Creating Hash tables

Creating Hash tables

Table_A
ID Name Fee_Amt
1 a 0
2 b 200
3 c 0
4 d 400
5 e 500

Table_B
ID City
1 Test1
2 Test2
3 Test3
4 Test4
5 Test5

Result
ID Name City      Fee_Amt      Fee
1      a      Test1    0                No
2      b      Test2   200             Yes
3      c      Test3    0                No
4      d      Test4   400             Yes
5      e      Test5   500             Yes

Usually, in PROC SQL the below code works good but it takes hours to run if the observations are in millions. I happened to know that Hash tables are effective in this case. If some can help me creating a hash table for left join, it would be a great help. Thank you.

Proc SQL Code:
PROC SQL;
CREATE TABLE RESULT AS
SELECT A.*, B.CITY, CASE WHEN (A.ID = B.ID AND A.FEE_AMT > 0) THEN 'YES' ELSE 'NO' END AS FEE
FROM TABLE_A LEFT JOIN TABLE_B
ON A.ID = B.ID;
QUIT;

Creating Hash tables

Hi Hima,

I am new to hash as well, so just to start discussion.
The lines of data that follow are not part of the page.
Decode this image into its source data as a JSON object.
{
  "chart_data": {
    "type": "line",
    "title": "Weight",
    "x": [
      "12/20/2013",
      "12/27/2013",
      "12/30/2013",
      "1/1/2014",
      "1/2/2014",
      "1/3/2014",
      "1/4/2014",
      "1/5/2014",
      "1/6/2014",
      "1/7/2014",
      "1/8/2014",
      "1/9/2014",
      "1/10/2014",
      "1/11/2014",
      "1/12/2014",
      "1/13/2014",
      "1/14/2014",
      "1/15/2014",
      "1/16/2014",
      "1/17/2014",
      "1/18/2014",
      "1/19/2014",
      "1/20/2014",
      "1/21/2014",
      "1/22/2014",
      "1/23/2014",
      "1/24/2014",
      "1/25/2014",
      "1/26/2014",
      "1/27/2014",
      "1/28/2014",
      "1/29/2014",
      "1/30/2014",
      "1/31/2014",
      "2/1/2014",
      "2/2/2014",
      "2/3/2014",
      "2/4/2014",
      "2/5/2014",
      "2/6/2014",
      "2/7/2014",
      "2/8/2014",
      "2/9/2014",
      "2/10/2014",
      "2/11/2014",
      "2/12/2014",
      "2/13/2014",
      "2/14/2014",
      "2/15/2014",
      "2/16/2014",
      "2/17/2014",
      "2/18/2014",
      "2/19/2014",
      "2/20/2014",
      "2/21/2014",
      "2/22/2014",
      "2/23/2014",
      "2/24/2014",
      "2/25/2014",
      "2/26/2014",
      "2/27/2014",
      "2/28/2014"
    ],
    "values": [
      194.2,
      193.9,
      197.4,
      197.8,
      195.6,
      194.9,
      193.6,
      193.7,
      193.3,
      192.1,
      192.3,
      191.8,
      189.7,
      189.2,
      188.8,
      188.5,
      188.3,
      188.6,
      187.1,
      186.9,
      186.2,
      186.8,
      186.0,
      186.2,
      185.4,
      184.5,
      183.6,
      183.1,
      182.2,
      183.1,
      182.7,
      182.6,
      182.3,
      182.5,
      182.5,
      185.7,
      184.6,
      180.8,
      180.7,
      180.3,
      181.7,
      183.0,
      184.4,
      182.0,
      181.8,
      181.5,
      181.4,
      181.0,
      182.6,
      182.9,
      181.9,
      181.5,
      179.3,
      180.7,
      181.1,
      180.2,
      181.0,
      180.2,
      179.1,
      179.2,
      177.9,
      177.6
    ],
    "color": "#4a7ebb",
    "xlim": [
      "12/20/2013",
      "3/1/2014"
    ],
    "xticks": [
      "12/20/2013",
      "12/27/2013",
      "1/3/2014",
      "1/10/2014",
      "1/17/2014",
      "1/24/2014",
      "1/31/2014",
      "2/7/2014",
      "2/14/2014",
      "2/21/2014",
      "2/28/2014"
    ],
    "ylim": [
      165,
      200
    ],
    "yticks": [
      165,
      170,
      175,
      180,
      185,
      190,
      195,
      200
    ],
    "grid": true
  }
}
Assume that your table_b is smaller that you want to put it into hash(), also you want a merge(inner join), not a left join showing in your SQL code.

data Table_A;

input ID Name \$ Fee_Amt;

cards;

1 a 0

2 b 200

3 c 0

4 d 400

5 e 500

6 t 100

;

data Table_B;

input ID City \$;

cards;

1 Test1

2 Test2

3 Test3

4 Test4

5 Test5

;

data want;

if 0 then set table_b;

if _n_=1 then do;

declare hash hh(dataset: 'table_b');

hh.definekey ('id');

hh.definedata('city');

hh.definedone();

end;

set table_a;

fee=ifc(fee_amt=0,'NO','YES');

_n_=hh.find();

if _n_=0 then output;

run;

proc print;run;

Regards,

Haikuo

Creating Hash tables

Thank you. This is exactly what I need. Great Expertise!!!!

Re: Creating Hash tables

hi ... you can also do some reading (my experience with these is that I think that this order works best) ...

Getting Started with the DATA Step Hash Object

http://support.sas.com/rnd/base/datastep/dot/hash-getting-started.pdf

Getting Started with the DATA Step Hash Iterator

http://support.sas.com/rnd/base/datastep/dot/iterator-getting-started.pdf

How Do I Love Hash Tables? Let Me Count The Ways!

http://www2.sas.com/proceedings/forum2008/029-2008.pdf

Better Hashing in SAS 9.2

http://support.sas.com/resources/papers/sgf2008/hashing92.pdf

Hash Crash and Beyond

http://www2.sas.com/proceedings/forum2008/037-2008.pdf

and this is nice to have around ...

Hash Object Tip Sheet

http://support.sas.com/rnd/base/datastep/dot/hash-tip-sheet.pdf

Creating Hash tables

can anybody give example and code for how to incorporate an option 'NODUPKEY' in hash sort as in proc sort with nodupkey?

thanks.

Creating Hash tables

By default, Hash Table is NODUPKEY, it keeps the first one of duplicated key.